Devido à impossibilidade de utilizar o latissimus dorsi flap e as sequelas da radioterapia, após avaliarmos as possibilidades reconstrutivas, encaminhámos o paciente para um hospital terciário, uma vez que a nossa instituição de segundo nível não está qualificada para técnicas de microcirurgia vascular. A indicação era de realizar a reconstrução mamária com uma aba microcirúrgica DIEP bilateral. Um ano após o explante, foi realizada a mastectomia profiláctica indicada da mama direita e reconstrução microcirúrgica com retalho DIEP bilateral. A evolução, após uma infecção pulmonar pós-operatória que exigiu admissão na Unidade de Cuidados Intensivos, foi desfavorável, e ocorreu uma necrose total de ambos os retalhos DIEP.
Passado um ano e as cicatrizes tinham estabilizado, avaliámos se havia realmente alguma possibilidade de reconstrução dada a idade do paciente e a gravidade das sequelas (radiodermatite e aderências da pele à caixa torácica). Decidimos tentar melhorar a cobertura cutânea com um autotransplante de gordura, a fim de poder suportar os expansores de tecido no futuro e conseguir seios de tamanho moderado.

Duas sessões de enxerto de gordura autóloga foram realizadas com um intervalo de 6 meses e em regime ambulatório. Na primeira sessão, a gordura foi obtida do abdómen e após processamento com centrifugação, foram injectados 240cc de gordura autóloga na região torácica direita e 200cc na região torácica esquerda. Na segunda sessão, a gordura foi obtida dos flancos e das virilhas e 160cc. foi transferida para a mama esquerda. Conseguimos uma melhoria clínica em termos de espessura dos tecidos, libertação de aderências de tecido mole da radiodermatite torácica esquerda e, ao mesmo tempo, conseguimos um discreto aumento de volume.

Aos 6 meses, decidimos colocar expansores de tecido. Escolhemos expansores de tecido com forma anatómica (Mentor®, Johnson & Johnson, New Jersey, EUA), 350cc. No hemitórax direito, o expansor foi implantado num plano retropectoral sem quaisquer dificuldades técnicas. Tivemos o problema adicional da precariedade dos tecidos e da radiodermatite anterior no hemitórax esquerdo.
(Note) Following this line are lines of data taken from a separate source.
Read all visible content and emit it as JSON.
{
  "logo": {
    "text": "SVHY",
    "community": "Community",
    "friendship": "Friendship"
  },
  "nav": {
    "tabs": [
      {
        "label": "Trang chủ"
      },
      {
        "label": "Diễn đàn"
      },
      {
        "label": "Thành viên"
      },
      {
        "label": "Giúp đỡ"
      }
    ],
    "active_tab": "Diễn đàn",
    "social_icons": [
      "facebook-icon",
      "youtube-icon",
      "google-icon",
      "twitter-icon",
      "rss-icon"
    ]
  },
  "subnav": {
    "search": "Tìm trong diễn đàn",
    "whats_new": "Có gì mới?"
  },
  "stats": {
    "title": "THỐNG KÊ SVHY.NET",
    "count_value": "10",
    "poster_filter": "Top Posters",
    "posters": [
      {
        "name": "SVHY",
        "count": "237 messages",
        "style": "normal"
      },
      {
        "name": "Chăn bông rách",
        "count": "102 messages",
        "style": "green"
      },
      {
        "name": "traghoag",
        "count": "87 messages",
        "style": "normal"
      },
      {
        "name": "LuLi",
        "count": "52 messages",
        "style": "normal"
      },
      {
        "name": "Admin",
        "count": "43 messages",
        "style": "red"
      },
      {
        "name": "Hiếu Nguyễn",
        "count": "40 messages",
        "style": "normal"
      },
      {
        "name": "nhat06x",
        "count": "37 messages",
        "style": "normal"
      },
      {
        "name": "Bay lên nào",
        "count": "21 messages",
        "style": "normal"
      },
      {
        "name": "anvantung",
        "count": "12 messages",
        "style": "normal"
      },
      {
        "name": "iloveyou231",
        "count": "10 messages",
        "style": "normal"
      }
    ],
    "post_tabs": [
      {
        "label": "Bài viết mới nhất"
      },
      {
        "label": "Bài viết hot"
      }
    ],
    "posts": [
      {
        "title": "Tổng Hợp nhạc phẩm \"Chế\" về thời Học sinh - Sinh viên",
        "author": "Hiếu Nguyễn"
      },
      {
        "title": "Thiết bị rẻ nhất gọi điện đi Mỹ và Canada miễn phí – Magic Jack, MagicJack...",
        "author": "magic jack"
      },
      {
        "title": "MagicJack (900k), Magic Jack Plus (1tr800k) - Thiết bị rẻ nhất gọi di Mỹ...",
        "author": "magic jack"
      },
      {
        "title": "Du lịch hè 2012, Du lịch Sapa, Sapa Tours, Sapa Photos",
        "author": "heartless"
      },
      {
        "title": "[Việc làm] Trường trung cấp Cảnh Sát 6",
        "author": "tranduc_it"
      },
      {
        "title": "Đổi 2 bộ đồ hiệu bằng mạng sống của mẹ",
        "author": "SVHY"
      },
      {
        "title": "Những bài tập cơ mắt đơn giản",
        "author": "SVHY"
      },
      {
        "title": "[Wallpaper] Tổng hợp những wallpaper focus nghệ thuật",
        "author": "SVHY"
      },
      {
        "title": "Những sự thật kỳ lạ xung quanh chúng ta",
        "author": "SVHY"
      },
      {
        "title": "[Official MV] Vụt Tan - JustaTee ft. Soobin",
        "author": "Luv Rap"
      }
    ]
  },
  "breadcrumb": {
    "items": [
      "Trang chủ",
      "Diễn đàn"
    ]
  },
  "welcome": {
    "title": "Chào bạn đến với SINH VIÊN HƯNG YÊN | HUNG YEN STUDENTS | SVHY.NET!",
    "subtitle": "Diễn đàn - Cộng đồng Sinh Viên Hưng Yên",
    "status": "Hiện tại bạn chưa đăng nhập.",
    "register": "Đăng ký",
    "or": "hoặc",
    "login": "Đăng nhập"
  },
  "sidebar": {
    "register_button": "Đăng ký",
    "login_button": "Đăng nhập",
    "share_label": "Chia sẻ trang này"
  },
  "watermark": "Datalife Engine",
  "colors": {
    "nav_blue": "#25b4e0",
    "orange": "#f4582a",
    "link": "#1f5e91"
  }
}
Para evitar a extrusão, procedemos à cirurgia suturando com Vycril® 3/0 uma folha de matriz dérmica Strattice® 8 x 16cm de um remanescente fibroso encontrado no local do bordo inferior do peitoral maior até ao sulco submamário. O papel da matriz era proteger o pólo inferior do expansor que estava localizado num plano subpectoral na parte superior e coberto pela folha Strattice® na metade inferior. O período pós-operatório foi sem incidentes. As sessões de enchimento dos expansores ocorreram normalmente a partir de 2 semanas após a operação. A quantidade de enchimento por sessão variou de 20 a 60cc por expansor a um volume total de 360cc distribuído por 7 sessões e com um intervalo médio de 3 semanas. A grande elasticidade e a baixa resistência à expansão da mama esquerda, ao contrário do que se esperava devido à radioterapia anterior, deve ser realçada, de modo a que após 4 meses o processo tenha sido satisfatoriamente concluído.

Aos 5 meses procedemos à substituição dos expansores por próteses definitivas 380cc, anatómicas, texturizadas (Polytech® modelo 20737). Observámos uma integração total da matriz dérmica que contribuiu para o espessamento do tecido mole.
Três meses mais tarde, dada a evolução favorável do paciente, sem evidência de contratura capsular, reconstruímos os mamilos com retalhos locais de Fleur de Lys. A aba da mama que tinha sido previamente submetida a radioterapia sofreu uma necrose parcial. No momento da redacção deste artigo, estamos a realizar uma técnica de micropigmentação para a aréola. Oito meses após a última intervenção, a paciente está satisfeita com o resultado e conseguiu reincorporar-se plenamente na sua vida social e laboral.